歳下に翻弄される…って、まさかの歳上がないように、一応確認しなければ。
「ところで、ラーシアさんとレジーナさんって、同い年なんですか?」
「ラーシアは一つ上で19だよ」
そうでしたか。確かにお姉さんっぽい振る舞いをしていた気がする。
「エッジが歳上だなんて信じられないよね」
そこはもう、頑張って納得しましょう。
「はっ、…っ、やぁっ」
カーンッ
あっ、ラーシアさんの剣が弾かれている。
「打ち込む時にまだ躊躇いがあるな。…怖いか?」
「は、はい、少し…」
「慣らすか、吹っ切るか、早目に覚悟しないとダメだぞ」
「そう…ですよね」
ラーシアさんは性格的なものなんだろうなぁ。
「盾の防御は良いが、その後だな」
「ぅぅ…」
…しょんぼりラーシアさんは可愛いと考えている場合ではないか。
何かアドバイスの一つもできたら良いんだけど、素人だからなー…。
「それじゃ今度は2人で来い」
「分かった」
レジーナさんとの連携を確かめるって感じかな。
「…エッジさん、少しよろしいですか?」
ん?メリルさんがヤハネさんとの話を終えてこちらに来たようだけど、なんだろう?
「明日からの依頼に関してです」
「なんでしょう?」
「基本的には外域での依頼を受けるようにして下さい。
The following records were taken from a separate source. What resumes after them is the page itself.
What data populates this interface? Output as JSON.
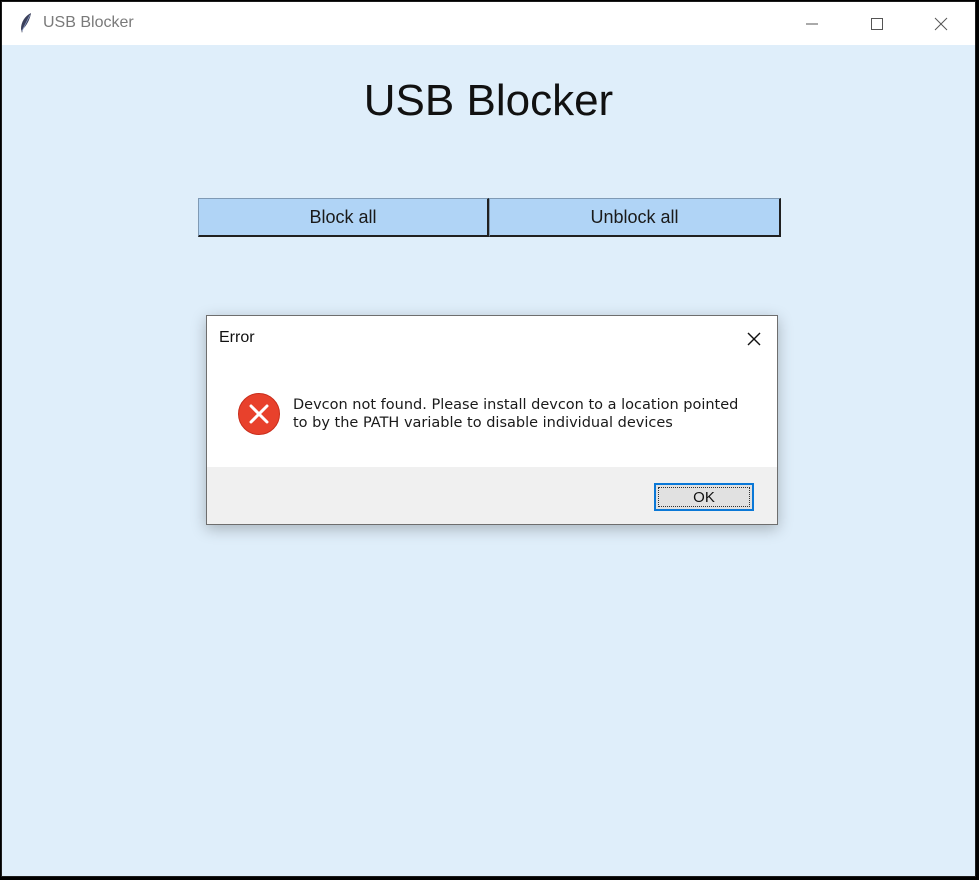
{
  "window": {
    "title": "USB Blocker",
    "icon": "feather-icon"
  },
  "main": {
    "heading": "USB Blocker",
    "buttons": {
      "block_all": "Block all",
      "unblock_all": "Unblock all"
    }
  },
  "dialog": {
    "title": "Error",
    "icon": "error-icon",
    "message_line1": "Devcon not found. Please install devcon to a location pointed",
    "message_line2": "to by the PATH variable to disable individual devices",
    "ok_label": "OK"
  },
  "colors": {
    "window_bg": "#dfeefa",
    "button_bg": "#b0d4f6",
    "error_red": "#e8412c",
    "focus_blue": "#0a78d7"
  }
}
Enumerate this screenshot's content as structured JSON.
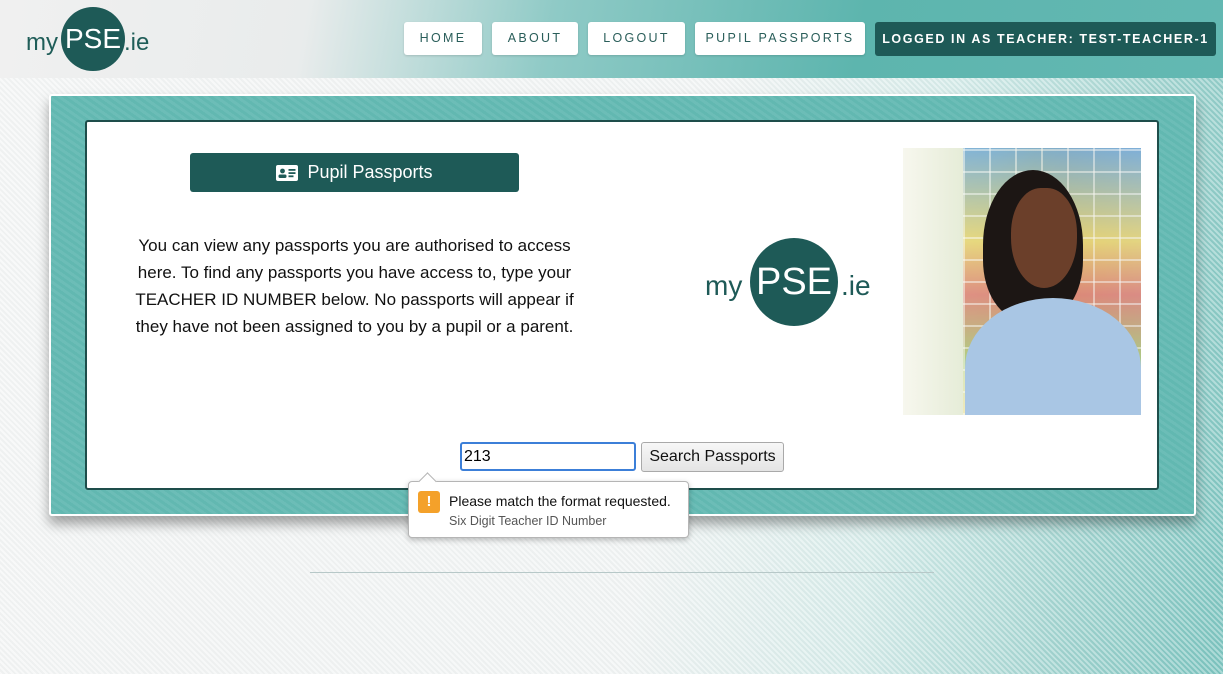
{
  "logo": {
    "left": "my",
    "center": "PSE",
    "right": ".ie"
  },
  "nav": {
    "home": "HOME",
    "about": "ABOUT",
    "logout": "LOGOUT",
    "pupil_passports": "PUPIL PASSPORTS",
    "logged_in": "LOGGED IN AS TEACHER: TEST-TEACHER-1"
  },
  "main": {
    "header": "Pupil Passports",
    "description": "You can view any passports you are authorised to access here. To find any passports you have access to, type your TEACHER ID NUMBER below. No passports will appear if they have not been assigned to you by a pupil or a parent.",
    "logo": {
      "left": "my",
      "center": "PSE",
      "right": ".ie"
    }
  },
  "search": {
    "value": "213",
    "button": "Search Passports"
  },
  "validation": {
    "message": "Please match the format requested.",
    "hint": "Six Digit Teacher ID Number"
  },
  "colors": {
    "brand_dark": "#1e5a57",
    "teal": "#62b8b1",
    "focus_blue": "#3c7fd8",
    "warning": "#f4a12a"
  }
}
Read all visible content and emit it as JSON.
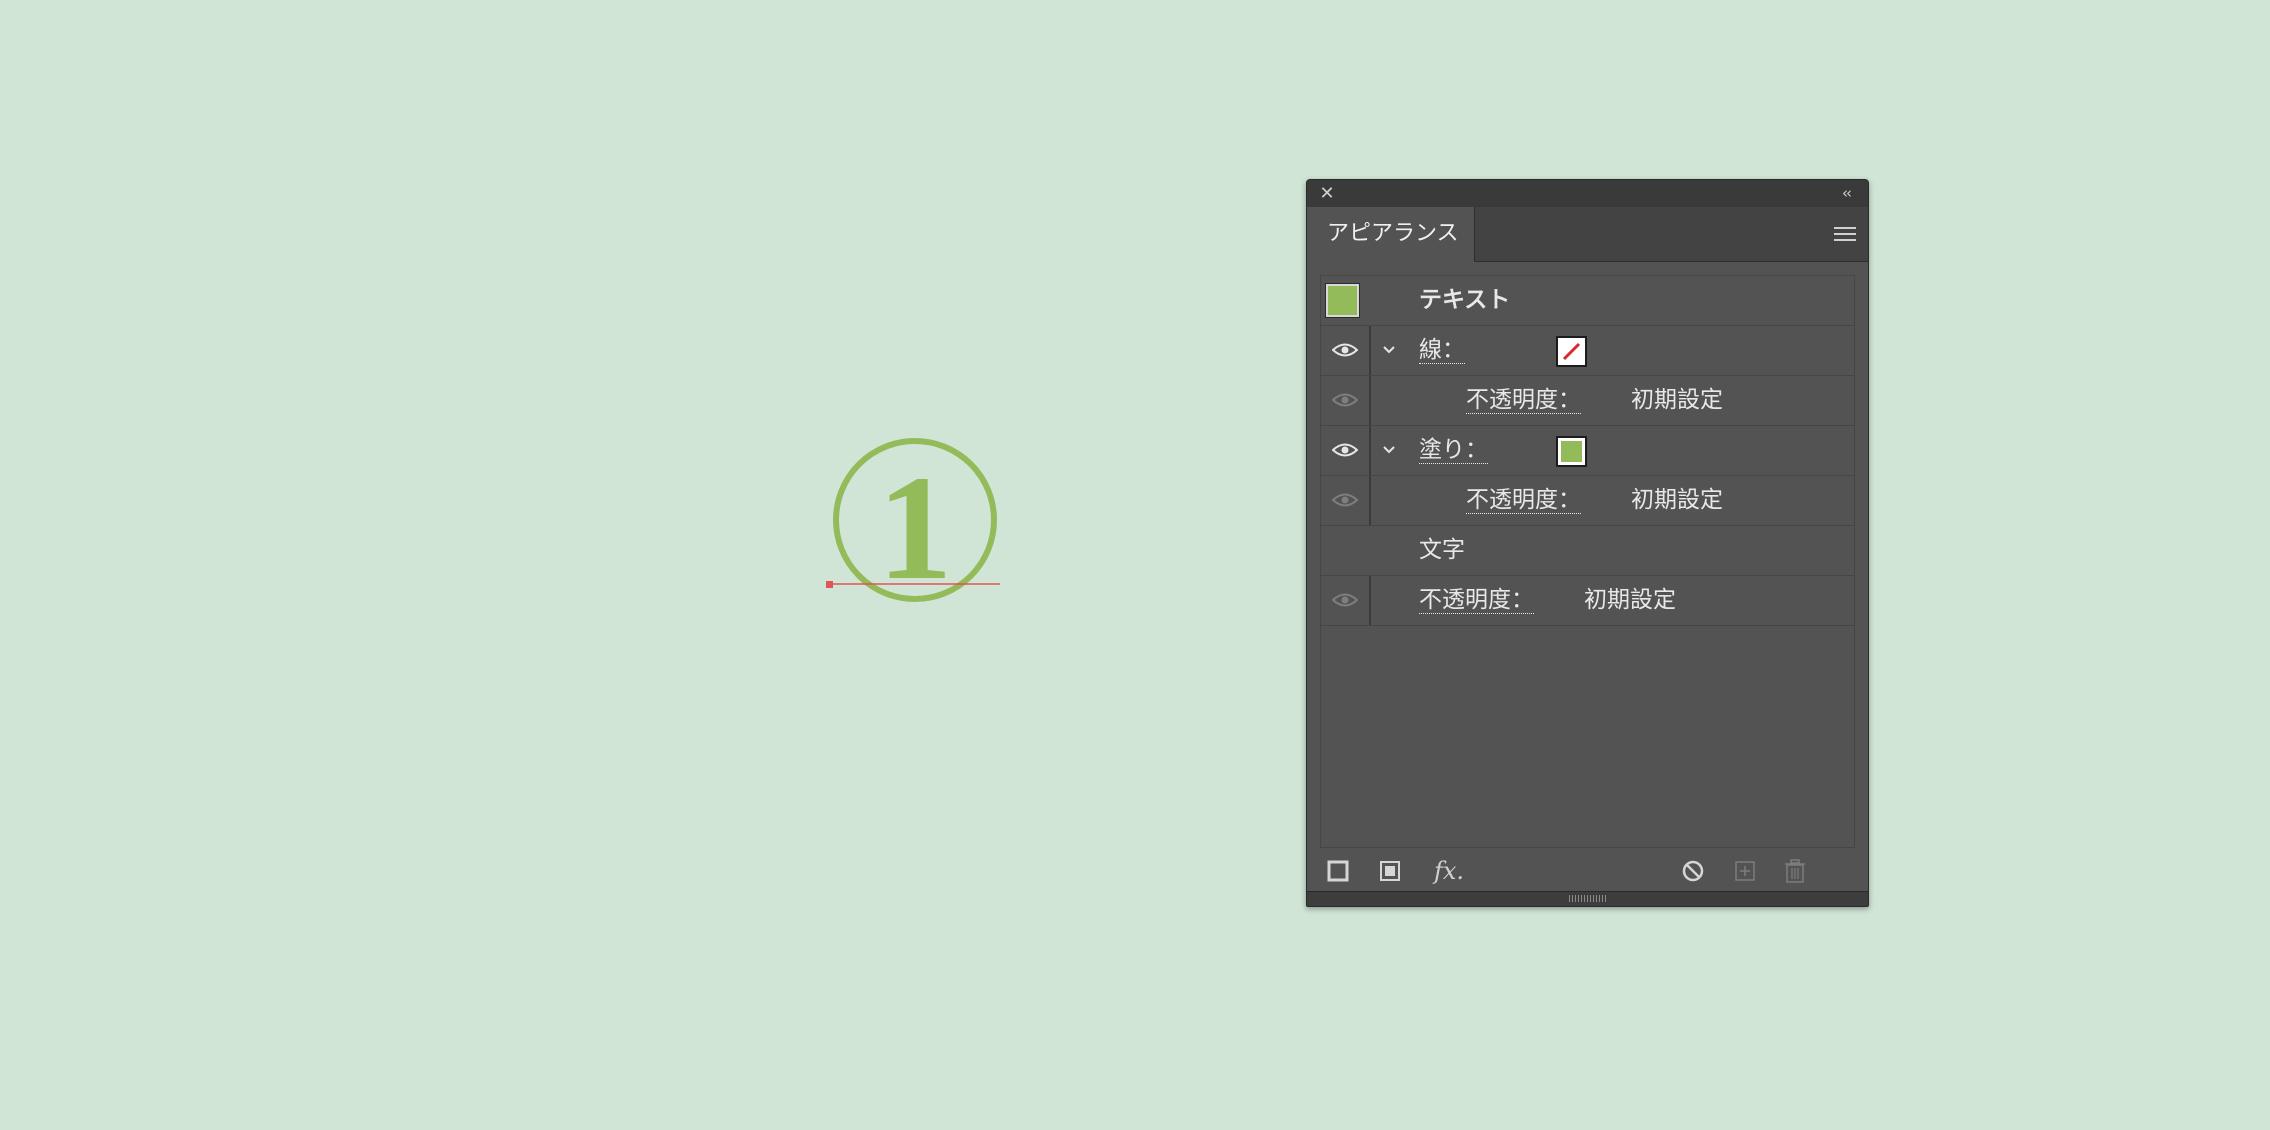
{
  "artwork": {
    "glyph": "1",
    "color": "#93bb5a",
    "baseline_color": "#e05555"
  },
  "panel": {
    "tab_title": "アピアランス",
    "close_glyph": "✕",
    "collapse_glyph": "‹‹",
    "rows": [
      {
        "id": "text",
        "label": "テキスト"
      },
      {
        "id": "stroke",
        "label": "線：",
        "swatch": "none"
      },
      {
        "id": "stroke-opacity",
        "label": "不透明度：",
        "value": "初期設定"
      },
      {
        "id": "fill",
        "label": "塗り：",
        "swatch": "#93bb5a"
      },
      {
        "id": "fill-opacity",
        "label": "不透明度：",
        "value": "初期設定"
      },
      {
        "id": "characters",
        "label": "文字"
      },
      {
        "id": "object-opacity",
        "label": "不透明度：",
        "value": "初期設定"
      }
    ],
    "footer": {
      "fx_label": "fx."
    }
  },
  "colors": {
    "panel_bg": "#535353",
    "titlebar_bg": "#3a3a3a",
    "accent_fill": "#93bb5a",
    "none_slash": "#d42a2a",
    "canvas_bg": "#d0e5d6"
  },
  "icons": [
    "close-icon",
    "collapse-icon",
    "panel-menu-icon",
    "eye-icon",
    "chevron-down-icon",
    "add-stroke-icon",
    "add-fill-icon",
    "fx-icon",
    "clear-appearance-icon",
    "duplicate-item-icon",
    "delete-item-icon"
  ]
}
そして必ず、一人ではなくユニットで出て下さい。なるべくヤハネが一緒になるようお願いしましたので、遠慮なく連れて行って下さいね?」
「はい。…ヤハネさんは大丈夫ですか?」
「…エッジならいい」
とても素直になっているのは、脅されたとかじゃないですよね?
「エッジさんには苦労をかけるとは思いますが、悪くない条件ですので、ここはひとつよろしくお願いします」
「あ、はい、こちらこそよろしくお願いします」
何はともあれありがたい事だから、しっかりとお辞儀をする。
「これであの子達も加わるとなれば、外域ではそうそう問題にならないでしょう。…やはりアニマというだけあって基礎能力は高いですね。私も後で手合わせしなければ…」
メリルさん、戦闘狂じゃないですよね!?視線が鋭いですよ?
そんなこんなで、ヒトがちらほら入ってきた所で解散となりました。あとは宿に帰ってゆっくり休むだけ…と思いきや、マッサージの要望がアルセラさんとメリルさんから舞い込んできましたよ。アルセラさんは明日からの調査に備えて、メリルさんはあまり寝ていない疲れが溜まったようです。
僕も眠いけど…ここは一つ頑張って癒すとしましょう!!
あー…欠伸がでるなぁ………。
称号は所謂、ジョブみたいな感じです。